Bridget and Darcy did get married, and they had two children. But they did not live happily ever after. The carefree singleton is now a 51-year-old single mother, battling nits and the school run, and rediscovering romance with a toy boy while obsessing about her Twitter followers as well as her weight and wrinkles.

Bridget Jones’s Diary, with its catchphrases — “Weight: 130lb. Terrifying slide into obesity. Why? Why?” — began as a newspaper column and was deemed one of the 10 novels that best defined the 20th century.

The first book and its follow-up, Bridget Jones: The Edge of Reason, sold 15m copies in 40 countries and were made into two Hollywood films, starring Renée Zellweger as Bridget and Colin Firth as Darcy.

Fielding’s publisher hopes that the latest volume — serialised exclusively in The Sunday Times Magazine today — will give a voice to the more mature, social media-obsessed concerns of the women who grew up with Bridget.

The cause of Darcy’s death is buried in a flashback deep within the new diaries and is not being revealed in advance. The book opens five years later when her friends — including Daniel Cleaver, the cad played in the film by Hugh Grant, now a devoted if disreputable godfather to the children — are determined to lift her out of misery. After eventful visits to nightclubs, she meets a new boyfriend, Roxster, on Twitter and frets over taking him to her old friend Talitha’s 60th birthday party. Unfortunately, it is his 30th birthday on the same night.

“It would be funny to take Roxster and also smug-making”, she writes in her diary, “because the thirtieth/sixtieth birthday thing would stop all that patronising pitying-of-single-women-‘of-a-certain-age’ thing... but it might put Roxster off me to be surrounded by old people... and make some unnecessary point about how old I am though of course am MUCH younger than Talitha. And frankly I refuse to believe how old I actually am.”

Fielding makes Bridget nervous about what she is getting into, still addressing her lost husband: “Five years. Has it really been five years? Oh Mark. Mark. What am I doing? Why did I start all this? Why didn’t I just stay as I was. Sad, lonely, workless, sexless but at least a mother, a widow and faithful...”

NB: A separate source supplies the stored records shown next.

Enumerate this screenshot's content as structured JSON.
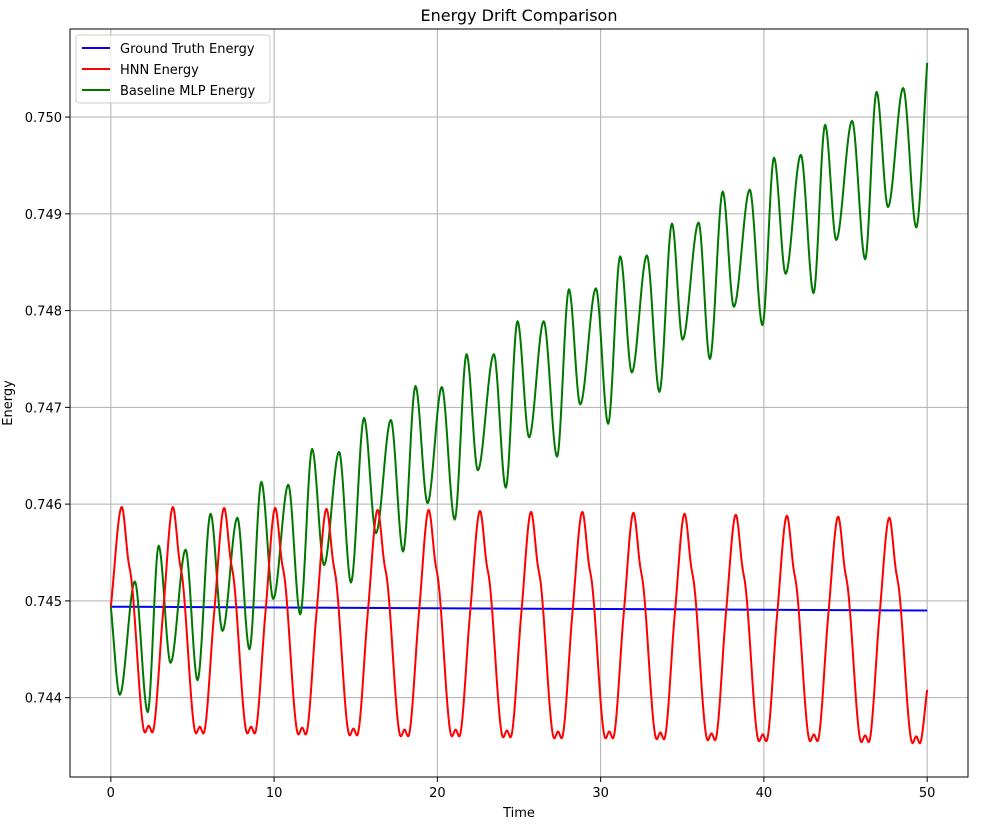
{
  "chart_data": {
    "type": "line",
    "title": "Energy Drift Comparison",
    "xlabel": "Time",
    "ylabel": "Energy",
    "xlim": [
      -2.5,
      52.5
    ],
    "ylim": [
      0.74318,
      0.75091
    ],
    "xticks": [
      0,
      10,
      20,
      30,
      40,
      50
    ],
    "xtick_labels": [
      "0",
      "10",
      "20",
      "30",
      "40",
      "50"
    ],
    "yticks": [
      0.744,
      0.745,
      0.746,
      0.747,
      0.748,
      0.749,
      0.75
    ],
    "ytick_labels": [
      "0.744",
      "0.745",
      "0.746",
      "0.747",
      "0.748",
      "0.749",
      "0.750"
    ],
    "grid": true,
    "legend": "top-left",
    "series": [
      {
        "name": "Ground Truth Energy",
        "color": "#0000ff",
        "points": [
          [
            0,
            0.74494
          ],
          [
            50,
            0.7449
          ]
        ]
      },
      {
        "name": "HNN Energy",
        "color": "#ff0000",
        "points": [
          [
            0,
            0.74494
          ],
          [
            0.67,
            0.74597
          ],
          [
            1.07,
            0.74542
          ],
          [
            1.27,
            0.74521
          ],
          [
            2.09,
            0.74364
          ],
          [
            2.32,
            0.74371
          ],
          [
            2.54,
            0.74364
          ],
          [
            3.21,
            0.7449
          ],
          [
            3.8,
            0.74597
          ],
          [
            4.2,
            0.74542
          ],
          [
            4.4,
            0.74521
          ],
          [
            5.22,
            0.74363
          ],
          [
            5.45,
            0.7437
          ],
          [
            5.67,
            0.74363
          ],
          [
            6.34,
            0.7449
          ],
          [
            6.94,
            0.74596
          ],
          [
            7.34,
            0.74542
          ],
          [
            7.54,
            0.74521
          ],
          [
            8.36,
            0.74363
          ],
          [
            8.59,
            0.7437
          ],
          [
            8.81,
            0.74363
          ],
          [
            9.48,
            0.7449
          ],
          [
            10.07,
            0.74596
          ],
          [
            10.47,
            0.74541
          ],
          [
            10.67,
            0.7452
          ],
          [
            11.49,
            0.74362
          ],
          [
            11.72,
            0.74369
          ],
          [
            11.94,
            0.74362
          ],
          [
            12.61,
            0.7449
          ],
          [
            13.21,
            0.74595
          ],
          [
            13.61,
            0.74541
          ],
          [
            13.81,
            0.7452
          ],
          [
            14.63,
            0.74361
          ],
          [
            14.86,
            0.74368
          ],
          [
            15.08,
            0.74361
          ],
          [
            15.75,
            0.7449
          ],
          [
            16.34,
            0.74594
          ],
          [
            16.74,
            0.7454
          ],
          [
            16.94,
            0.74519
          ],
          [
            17.76,
            0.7436
          ],
          [
            17.99,
            0.74367
          ],
          [
            18.21,
            0.7436
          ],
          [
            18.88,
            0.74489
          ],
          [
            19.47,
            0.74594
          ],
          [
            19.87,
            0.7454
          ],
          [
            20.07,
            0.74519
          ],
          [
            20.89,
            0.7436
          ],
          [
            21.12,
            0.74367
          ],
          [
            21.34,
            0.7436
          ],
          [
            22.01,
            0.74489
          ],
          [
            22.61,
            0.74593
          ],
          [
            23.01,
            0.74539
          ],
          [
            23.21,
            0.74518
          ],
          [
            24.03,
            0.74359
          ],
          [
            24.26,
            0.74366
          ],
          [
            24.48,
            0.74359
          ],
          [
            25.15,
            0.74489
          ],
          [
            25.74,
            0.74592
          ],
          [
            26.14,
            0.74538
          ],
          [
            26.34,
            0.74517
          ],
          [
            27.16,
            0.74358
          ],
          [
            27.39,
            0.74365
          ],
          [
            27.61,
            0.74358
          ],
          [
            28.28,
            0.74489
          ],
          [
            28.88,
            0.74592
          ],
          [
            29.28,
            0.74538
          ],
          [
            29.48,
            0.74517
          ],
          [
            30.3,
            0.74358
          ],
          [
            30.53,
            0.74365
          ],
          [
            30.75,
            0.74358
          ],
          [
            31.42,
            0.74488
          ],
          [
            32.01,
            0.74591
          ],
          [
            32.41,
            0.74537
          ],
          [
            32.61,
            0.74516
          ],
          [
            33.43,
            0.74357
          ],
          [
            33.66,
            0.74364
          ],
          [
            33.88,
            0.74357
          ],
          [
            34.55,
            0.74488
          ],
          [
            35.14,
            0.7459
          ],
          [
            35.54,
            0.74536
          ],
          [
            35.74,
            0.74515
          ],
          [
            36.56,
            0.74356
          ],
          [
            36.79,
            0.74363
          ],
          [
            37.01,
            0.74356
          ],
          [
            37.68,
            0.74488
          ],
          [
            38.28,
            0.74589
          ],
          [
            38.68,
            0.74535
          ],
          [
            38.88,
            0.74514
          ],
          [
            39.7,
            0.74355
          ],
          [
            39.93,
            0.74362
          ],
          [
            40.15,
            0.74355
          ],
          [
            40.82,
            0.74488
          ],
          [
            41.41,
            0.74588
          ],
          [
            41.81,
            0.74534
          ],
          [
            42.01,
            0.74513
          ],
          [
            42.83,
            0.74355
          ],
          [
            43.06,
            0.74362
          ],
          [
            43.28,
            0.74355
          ],
          [
            43.95,
            0.74487
          ],
          [
            44.55,
            0.74587
          ],
          [
            44.95,
            0.74533
          ],
          [
            45.15,
            0.74512
          ],
          [
            45.97,
            0.74354
          ],
          [
            46.2,
            0.74361
          ],
          [
            46.42,
            0.74354
          ],
          [
            47.09,
            0.74487
          ],
          [
            47.68,
            0.74586
          ],
          [
            48.08,
            0.74532
          ],
          [
            48.28,
            0.74511
          ],
          [
            49.1,
            0.74353
          ],
          [
            49.33,
            0.7436
          ],
          [
            49.55,
            0.74353
          ],
          [
            50,
            0.74408
          ]
        ]
      },
      {
        "name": "Baseline MLP Energy",
        "color": "#007800",
        "points": [
          [
            0,
            0.74494
          ],
          [
            0.55,
            0.74403
          ],
          [
            1.47,
            0.7452
          ],
          [
            2.26,
            0.74385
          ],
          [
            2.93,
            0.74557
          ],
          [
            3.66,
            0.74436
          ],
          [
            4.58,
            0.74553
          ],
          [
            5.31,
            0.74418
          ],
          [
            6.11,
            0.7459
          ],
          [
            6.84,
            0.74469
          ],
          [
            7.75,
            0.74586
          ],
          [
            8.49,
            0.7445
          ],
          [
            9.22,
            0.74623
          ],
          [
            9.95,
            0.74502
          ],
          [
            10.87,
            0.7462
          ],
          [
            11.6,
            0.74486
          ],
          [
            12.33,
            0.74657
          ],
          [
            13.06,
            0.74537
          ],
          [
            13.98,
            0.74654
          ],
          [
            14.71,
            0.74519
          ],
          [
            15.51,
            0.74689
          ],
          [
            16.24,
            0.7457
          ],
          [
            17.15,
            0.74687
          ],
          [
            17.9,
            0.74551
          ],
          [
            18.66,
            0.74722
          ],
          [
            19.4,
            0.74601
          ],
          [
            20.27,
            0.74721
          ],
          [
            21.06,
            0.74584
          ],
          [
            21.79,
            0.74755
          ],
          [
            22.48,
            0.74635
          ],
          [
            23.46,
            0.74755
          ],
          [
            24.19,
            0.74617
          ],
          [
            24.91,
            0.74789
          ],
          [
            25.62,
            0.74669
          ],
          [
            26.51,
            0.74789
          ],
          [
            27.33,
            0.74649
          ],
          [
            28.06,
            0.74822
          ],
          [
            28.75,
            0.74703
          ],
          [
            29.71,
            0.74823
          ],
          [
            30.46,
            0.74683
          ],
          [
            31.2,
            0.74856
          ],
          [
            31.91,
            0.74736
          ],
          [
            32.83,
            0.74857
          ],
          [
            33.6,
            0.74716
          ],
          [
            34.37,
            0.7489
          ],
          [
            35.02,
            0.7477
          ],
          [
            36.0,
            0.74891
          ],
          [
            36.69,
            0.7475
          ],
          [
            37.48,
            0.74923
          ],
          [
            38.16,
            0.74804
          ],
          [
            39.13,
            0.74925
          ],
          [
            39.91,
            0.74785
          ],
          [
            40.62,
            0.74958
          ],
          [
            41.33,
            0.74838
          ],
          [
            42.26,
            0.74961
          ],
          [
            43.04,
            0.74818
          ],
          [
            43.75,
            0.74992
          ],
          [
            44.43,
            0.74873
          ],
          [
            45.4,
            0.74996
          ],
          [
            46.2,
            0.74853
          ],
          [
            46.9,
            0.75026
          ],
          [
            47.6,
            0.74907
          ],
          [
            48.53,
            0.7503
          ],
          [
            49.33,
            0.74886
          ],
          [
            50,
            0.75056
          ]
        ]
      }
    ]
  }
}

There is poignancy as well as humour: “Have made a decision. Am going to completely change. Am going to return to Zen/New Age/self-help-book study and yoga, etc, starting from the inside not the outside, meditate regularly, and lose weight. I will not: lie in bed in the morning thinking erotic thoughts; ever be late for the school run; do V-signs at people during school run; chew more than 10 pieces of Nicorette per day; hide empty wine bottles; eat more than three Big Macs or Starbucks ham-and-cheese paninis per week; wang around hysterically when things go wrong... But how can I accept what happened?”

Fielding has always denied that Bridget Jones is autobiographical, but she herself is 55 and a single mother of two young children.

After her relationship with Kevin Curran, a television executive on The Simpsons, ended in 2009 she returned from Hollywood and lives with their children in north London.